Structure of the teeth
Teeth are not only a tool, which we need for chewing food. It is also our pride, or even our hallmark. Let’s check what their structure is and what they consist of.
The teeth are hard anatomic structures located in the oral cavity. They constitute an important element in the digestive system. We have two generations of teeth – the deciduous teeth and the permanent teeth. The adult human has 32 permanent teeth (16 in the mandible and 16 in the maxilla) – 8 incisors, 4 canines, 8 premolars, and 12 molars. The teeth are set in the dental alveoli of the alveolar process of the maxilla and the alveolar part of the mandible. The teeth are attached to the dental alveolus by the periodontal fibers. These fibers are collagen bands of tissue, which are attached to the tooth and to the bone and connect these two structures
The tooth consists of the crown and the root. Under normal conditions, only the crowns of the teeth should be visible in the oral cavity. The root is located in the dental alveolus and covered with the gingiva. Inside of the tooth crown, there is a space called a pulp chamber, which contains soft dental pulp with its innervations and blood supply. In the whole tooth, there is also the neck, which is a place, where the enamel of the tooth crown adjoins the root cementum.

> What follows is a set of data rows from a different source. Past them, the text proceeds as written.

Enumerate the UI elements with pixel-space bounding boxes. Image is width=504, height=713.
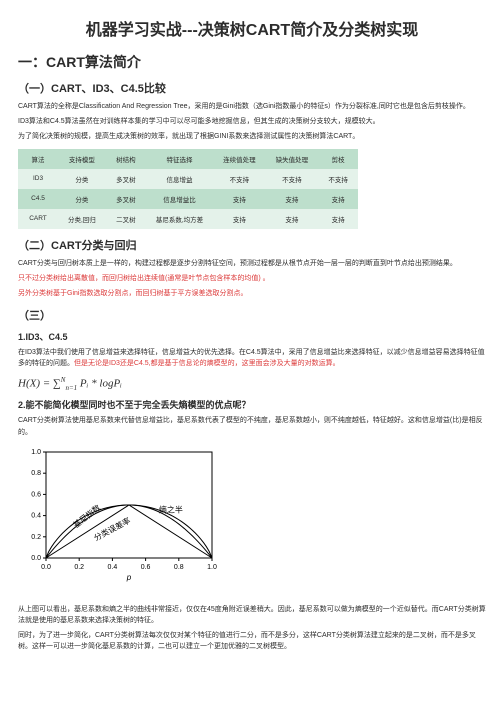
svg-text:0.6: 0.6	[31, 491, 41, 498]
table-row: CART分类,回归二叉树基尼系数,均方差支持支持支持	[18, 209, 358, 229]
main-title: 机器学习实战---决策树CART简介及分类树实现	[18, 16, 486, 40]
gini-entropy-chart: 0.0 0.2 0.4 0.6 0.8 1.0 0.0 0.2 0.4 0.6 0.8 1.0 p 熵之半…	[18, 446, 486, 596]
formula-tail: Pᵢ * logPᵢ	[77, 377, 122, 389]
table-cell: 多叉树	[106, 169, 146, 189]
svg-text:0.2: 0.2	[74, 564, 84, 571]
table-cell: 算法	[18, 149, 58, 169]
svg-text:0.0: 0.0	[41, 564, 51, 571]
subsection-1-1: （一）CART、ID3、C4.5比较	[18, 80, 486, 96]
table-cell: 特征选择	[146, 149, 213, 169]
table-cell: 支持	[318, 209, 358, 229]
entropy-formula: H(X) = ∑Nn=1 Pᵢ * logPᵢ	[18, 376, 486, 392]
table-cell: 二叉树	[106, 209, 146, 229]
svg-text:0.4: 0.4	[108, 564, 118, 571]
table-cell: 分类	[58, 189, 106, 209]
svg-text:1.0: 1.0	[207, 564, 217, 571]
para-info-gain-b: 但是无论是ID3还是C4.5,都是基于信息论的熵模型的，这里面会涉及大量的对数运…	[74, 360, 340, 367]
table-cell: 不支持	[213, 169, 266, 189]
svg-text:1.0: 1.0	[31, 449, 41, 456]
table-cell: 不支持	[318, 169, 358, 189]
table-cell: 支持模型	[58, 149, 106, 169]
table-cell: 支持	[213, 209, 266, 229]
para-gini-replace: CART分类树算法使用基尼系数来代替信息增益比，基尼系数代表了模型的不纯度，基尼…	[18, 415, 486, 437]
table-cell: 支持	[266, 189, 319, 209]
comparison-table: 算法支持模型树结构特征选择连续值处理缺失值处理剪枝ID3分类多叉树信息增益不支持…	[18, 149, 358, 229]
table-cell: 信息增益	[146, 169, 213, 189]
subsection-1-3: （三）	[18, 307, 486, 323]
table-cell: 分类,回归	[58, 209, 106, 229]
para-curve-close: 从上图可以看出，基尼系数和熵之半的曲线非常接近，仅仅在45度角附近误差稍大。因此…	[18, 604, 486, 626]
svg-text:0.4: 0.4	[31, 512, 41, 519]
table-cell: 信息增益比	[146, 189, 213, 209]
section-1: 一：CART算法简介	[18, 52, 486, 72]
para-binary-split: 同时，为了进一步简化，CART分类树算法每次仅仅对某个特征的值进行二分，而不是多…	[18, 630, 486, 652]
svg-text:p: p	[126, 573, 132, 582]
table-cell: C4.5	[18, 189, 58, 209]
svg-text:0.8: 0.8	[174, 564, 184, 571]
para-gini-mse: 另外分类树基于Gini指数选取分割点，而回归树基于平方误差选取分割点。	[18, 288, 486, 299]
table-row: 算法支持模型树结构特征选择连续值处理缺失值处理剪枝	[18, 149, 358, 169]
table-cell: 基尼系数,均方差	[146, 209, 213, 229]
table-cell: 分类	[58, 169, 106, 189]
para-same-essence: CART分类与回归树本质上是一样的，构建过程都是逐步分割特征空间，预测过程都是从…	[18, 258, 486, 269]
table-cell: 树结构	[106, 149, 146, 169]
table-cell: ID3	[18, 169, 58, 189]
table-cell: CART	[18, 209, 58, 229]
svg-text:0.0: 0.0	[31, 555, 41, 562]
para-simplify: 为了简化决策树的规模，提高生成决策树的效率，就出现了根据GINI系数来选择测试属…	[18, 131, 486, 142]
table-cell: 剪枝	[318, 149, 358, 169]
table-cell: 支持	[318, 189, 358, 209]
table-cell: 不支持	[266, 169, 319, 189]
topic-id3-c45: 1.ID3、C4.5	[18, 330, 486, 343]
para-info-gain: 在ID3算法中我们使用了信息增益来选择特征，信息增益大的优先选择。在C4.5算法…	[18, 347, 486, 369]
formula-lower: n=1	[65, 383, 77, 391]
para-cart-fullname: CART算法的全称是Classification And Regression …	[18, 101, 486, 112]
table-row: ID3分类多叉树信息增益不支持不支持不支持	[18, 169, 358, 189]
svg-text:熵之半: 熵之半	[159, 504, 183, 514]
table-cell: 支持	[213, 189, 266, 209]
svg-text:0.6: 0.6	[141, 564, 151, 571]
topic-simplify-entropy: 2.能不能简化模型同时也不至于完全丢失熵模型的优点呢？	[18, 398, 486, 411]
table-cell: 支持	[266, 209, 319, 229]
table-cell: 连续值处理	[213, 149, 266, 169]
table-cell: 缺失值处理	[266, 149, 319, 169]
para-id3-c45: ID3算法和C4.5算法虽然在对训练样本集的学习中可以尽可能多地挖掘信息，但其生…	[18, 116, 486, 127]
subsection-1-2: （二）CART分类与回归	[18, 237, 486, 253]
table-cell: 多叉树	[106, 189, 146, 209]
svg-text:0.8: 0.8	[31, 470, 41, 477]
para-discrete-continuous: 只不过分类树给出离散值，而回归树给出连续值(通常是叶节点包含样本的均值) 。	[18, 273, 486, 284]
table-row: C4.5分类多叉树信息增益比支持支持支持	[18, 189, 358, 209]
svg-text:0.2: 0.2	[31, 534, 41, 541]
formula-lhs: H(X) = ∑	[18, 377, 61, 389]
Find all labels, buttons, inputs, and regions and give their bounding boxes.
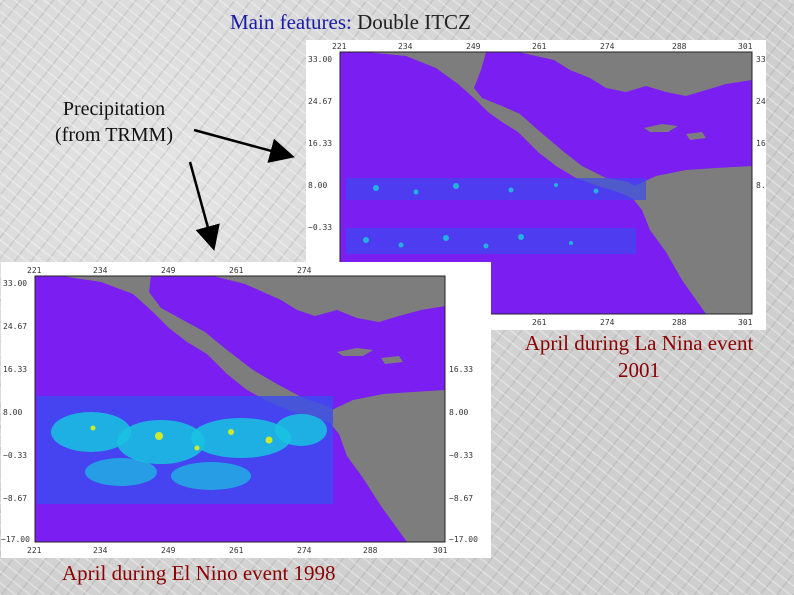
x-tick: 249 bbox=[161, 266, 176, 275]
x-tick: 234 bbox=[93, 266, 108, 275]
lanina-itcz-north bbox=[346, 178, 646, 200]
elnino-land-north bbox=[213, 276, 445, 322]
lanina-land-hispaniola bbox=[686, 132, 706, 140]
y-tick: 8.00 bbox=[308, 181, 327, 190]
x-tick: 261 bbox=[229, 546, 244, 555]
x-tick: 221 bbox=[27, 266, 42, 275]
precipitation-label: Precipitation (from TRMM) bbox=[44, 96, 184, 148]
x-tick: 234 bbox=[398, 42, 413, 51]
y-tick: −8.67 bbox=[3, 494, 27, 503]
elnino-map: 221 234 249 261 274 221 234 249 261 274 … bbox=[1, 266, 478, 555]
lanina-itcz-south bbox=[346, 228, 636, 254]
lanina-land-central-america bbox=[340, 52, 642, 200]
x-tick: 261 bbox=[532, 318, 547, 327]
lanina-x-ticks-top: 221 234 249 261 274 288 301 bbox=[332, 42, 753, 51]
y-tick: 33.00 bbox=[3, 279, 27, 288]
x-tick: 274 bbox=[600, 42, 615, 51]
y-tick: −0.33 bbox=[3, 451, 27, 460]
y-tick: 24.67 bbox=[308, 97, 332, 106]
precipitation-label-line1: Precipitation bbox=[62, 98, 166, 120]
x-tick: 288 bbox=[672, 318, 687, 327]
y-tick: 16.33 bbox=[449, 365, 473, 374]
lanina-land-cuba bbox=[644, 124, 678, 132]
x-tick: 274 bbox=[297, 546, 312, 555]
y-tick: −0.33 bbox=[449, 451, 473, 460]
elnino-x-ticks-top: 221 234 249 261 274 bbox=[27, 266, 312, 275]
x-tick: 221 bbox=[27, 546, 42, 555]
elnino-map-panel: 221 234 249 261 274 221 234 249 261 274 … bbox=[1, 262, 491, 558]
arrow-to-elnino-map bbox=[188, 161, 220, 251]
elnino-land-central-america bbox=[35, 276, 341, 424]
lanina-map-frame bbox=[339, 51, 753, 315]
y-tick: 16.33 bbox=[3, 365, 27, 374]
elnino-land-cuba bbox=[337, 348, 373, 356]
y-tick: 16.33 bbox=[756, 139, 766, 148]
x-tick: 249 bbox=[161, 546, 176, 555]
y-tick: −17.00 bbox=[449, 535, 478, 544]
title-value: Double ITCZ bbox=[357, 10, 471, 34]
x-tick: 301 bbox=[738, 42, 753, 51]
elnino-y-ticks-left: 33.00 24.67 16.33 8.00 −0.33 −8.67 −17.0… bbox=[1, 279, 30, 544]
x-tick: 301 bbox=[433, 546, 448, 555]
elnino-map-frame bbox=[34, 275, 446, 543]
elnino-y-ticks-right: 16.33 8.00 −0.33 −8.67 −17.00 bbox=[449, 365, 478, 544]
y-tick: −8.67 bbox=[449, 494, 473, 503]
y-tick: 24.67 bbox=[756, 97, 766, 106]
lanina-caption-line1: April during La Nina event bbox=[524, 331, 754, 355]
elnino-land-south-america bbox=[323, 390, 445, 542]
x-tick: 288 bbox=[672, 42, 687, 51]
lanina-caption: April during La Nina event 2001 bbox=[492, 330, 786, 384]
precipitation-label-line2: (from TRMM) bbox=[55, 124, 173, 146]
elnino-caption: April during El Nino event 1998 bbox=[62, 561, 336, 585]
x-tick: 261 bbox=[532, 42, 547, 51]
arrow-to-lanina-map bbox=[193, 128, 295, 163]
x-tick: 249 bbox=[466, 42, 481, 51]
title-label: Main features: bbox=[230, 10, 352, 34]
x-tick: 274 bbox=[600, 318, 615, 327]
lanina-map-panel: 221 234 249 261 274 288 301 221 234 249 … bbox=[306, 40, 766, 330]
y-tick: 8.00 bbox=[449, 408, 468, 417]
lanina-y-ticks-right: 33.00 24.67 16.33 8.00 bbox=[756, 55, 766, 190]
lanina-land-north bbox=[518, 52, 752, 96]
x-tick: 221 bbox=[332, 42, 347, 51]
lanina-caption-line2: 2001 bbox=[618, 358, 660, 382]
y-tick: −17.00 bbox=[1, 535, 30, 544]
x-tick: 288 bbox=[363, 546, 378, 555]
x-tick: 301 bbox=[738, 318, 753, 327]
y-tick: 33.00 bbox=[756, 55, 766, 64]
y-tick: 33.00 bbox=[308, 55, 332, 64]
elnino-x-ticks-bottom: 221 234 249 261 274 288 301 bbox=[27, 546, 448, 555]
slide-title: Main features: Double ITCZ bbox=[230, 10, 471, 35]
y-tick: −0.33 bbox=[308, 223, 332, 232]
x-tick: 261 bbox=[229, 266, 244, 275]
y-tick: 8.00 bbox=[3, 408, 22, 417]
x-tick: 274 bbox=[297, 266, 312, 275]
y-tick: 16.33 bbox=[308, 139, 332, 148]
lanina-land-south-america bbox=[626, 166, 752, 314]
x-tick: 234 bbox=[93, 546, 108, 555]
y-tick: 24.67 bbox=[3, 322, 27, 331]
lanina-map: 221 234 249 261 274 288 301 221 234 249 … bbox=[306, 42, 766, 327]
y-tick: 8.00 bbox=[756, 181, 766, 190]
elnino-itcz-band bbox=[37, 396, 333, 504]
elnino-land-hispaniola bbox=[381, 356, 403, 364]
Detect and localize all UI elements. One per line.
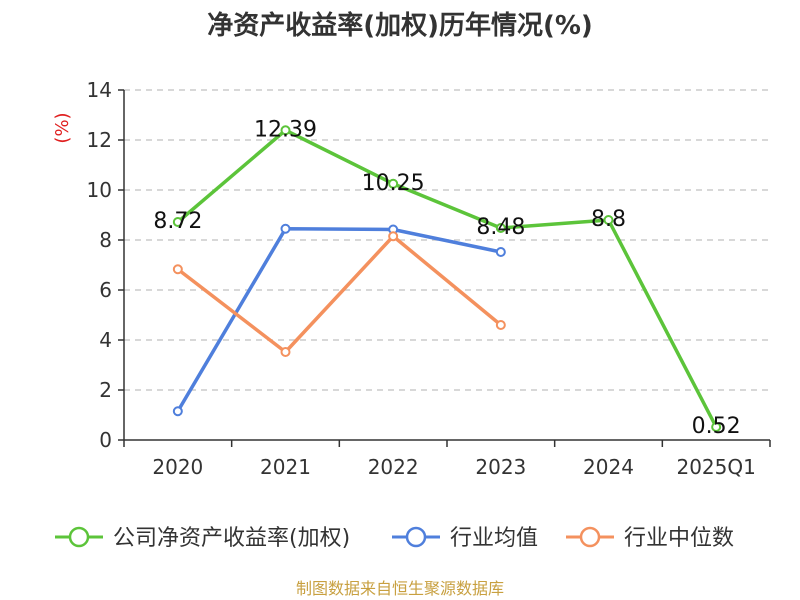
data-point xyxy=(388,231,399,242)
y-tick-label: 6 xyxy=(99,278,112,302)
chart-title: 净资产收益率(加权)历年情况(%) xyxy=(207,10,593,41)
data-point xyxy=(495,320,506,330)
data-label: 12.39 xyxy=(254,117,317,142)
source-note: 制图数据来自恒生聚源数据库 xyxy=(296,579,504,598)
legend-swatch-marker xyxy=(405,526,427,548)
legend: 公司净资产收益率(加权) 行业均值 行业中位数 xyxy=(55,526,734,551)
data-point xyxy=(603,215,614,225)
x-tick-label: 2024 xyxy=(583,455,634,479)
legend-label: 行业均值 xyxy=(450,526,538,551)
x-tick-label: 2025Q1 xyxy=(676,455,755,479)
y-tick-label: 14 xyxy=(87,78,112,102)
data-point xyxy=(172,406,183,417)
data-point xyxy=(495,247,506,257)
legend-swatch-marker xyxy=(579,526,601,548)
data-point xyxy=(388,178,399,189)
data-label: 8.72 xyxy=(153,209,202,234)
legend-label: 行业中位数 xyxy=(624,526,734,551)
y-tick-label: 10 xyxy=(87,178,112,202)
x-tick-label: 2020 xyxy=(152,455,203,479)
series-layer xyxy=(172,125,722,432)
legend-swatch-marker xyxy=(68,526,90,548)
data-point xyxy=(280,347,291,357)
axes: 0 2 4 6 8 10 12 14 2020 2021 2022 2023 2024 2025Q1 xyxy=(87,78,771,479)
data-label: 0.52 xyxy=(692,414,741,439)
x-tick-label: 2023 xyxy=(475,455,526,479)
y-tick-label: 8 xyxy=(99,228,112,252)
data-point xyxy=(280,125,291,136)
legend-label: 公司净资产收益率(加权) xyxy=(113,526,350,551)
x-tick-label: 2022 xyxy=(368,455,419,479)
y-axis-label: (%) xyxy=(52,112,73,143)
y-tick-label: 2 xyxy=(99,378,112,402)
y-tick-label: 4 xyxy=(99,328,112,352)
data-label: 8.48 xyxy=(476,215,525,240)
data-labels: 8.72 12.39 10.25 8.48 8.8 0.52 xyxy=(153,117,740,439)
series-line xyxy=(176,234,502,354)
series-line xyxy=(176,128,718,428)
data-point xyxy=(280,223,291,234)
data-point xyxy=(172,217,183,227)
x-tick-label: 2021 xyxy=(260,455,311,479)
data-label: 10.25 xyxy=(362,171,425,196)
y-tick-label: 0 xyxy=(99,428,112,452)
data-label: 8.8 xyxy=(591,207,626,232)
data-point xyxy=(711,422,722,432)
data-point xyxy=(495,223,506,233)
series-line xyxy=(176,227,502,413)
y-tick-label: 12 xyxy=(87,128,112,152)
data-point xyxy=(172,264,183,275)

Hard tissues of the tooth includes: the enamel, the dentine and the root cementum. In a healthy tooth, only the most external layer of the crown, i.e., enamel, is visible. This is the hardest tissue in our body. The enamel contains inorganic compounds (96%) as well as water and organic compounds (4%).
The dentine, which is softer and more vulnerable tissue, is located under the enamel. As much as 70 percent of this tissue is built of inorganic compounds. The dentine protects the dental pulp against adverse external factors such as temperature, chemical compounds or bacteria. In the dentinal tubules, the nerve fibers are located, which are responsible for conducting pain stimuli cause by, i.a.: pH of the environment (sweet and sour) and high or low temperature of the food and beverages. If the tooth is damaged, e.g., due to caries, the enamel layer is destroyed and the dentinal tubules become opened. It is an extreme discomfort; therefore, regular oral hygiene is so important.
The dental pulp is the most internal part of the tooth. It fills the pulp chamber and the root canals. It contains the nerves and blood vessels. The dental pulp is responsible for nutrition of the tooth and collection of the sensory effects and pain. The nerves and the blood vessels enter the tooth through the apical foramen. In case of untreated, deep caries, bacteria may also exit the tooth through this foramen, and they may cause serious inflammatory complications in the tissues surrounding the tooth (the periodontium and the bone).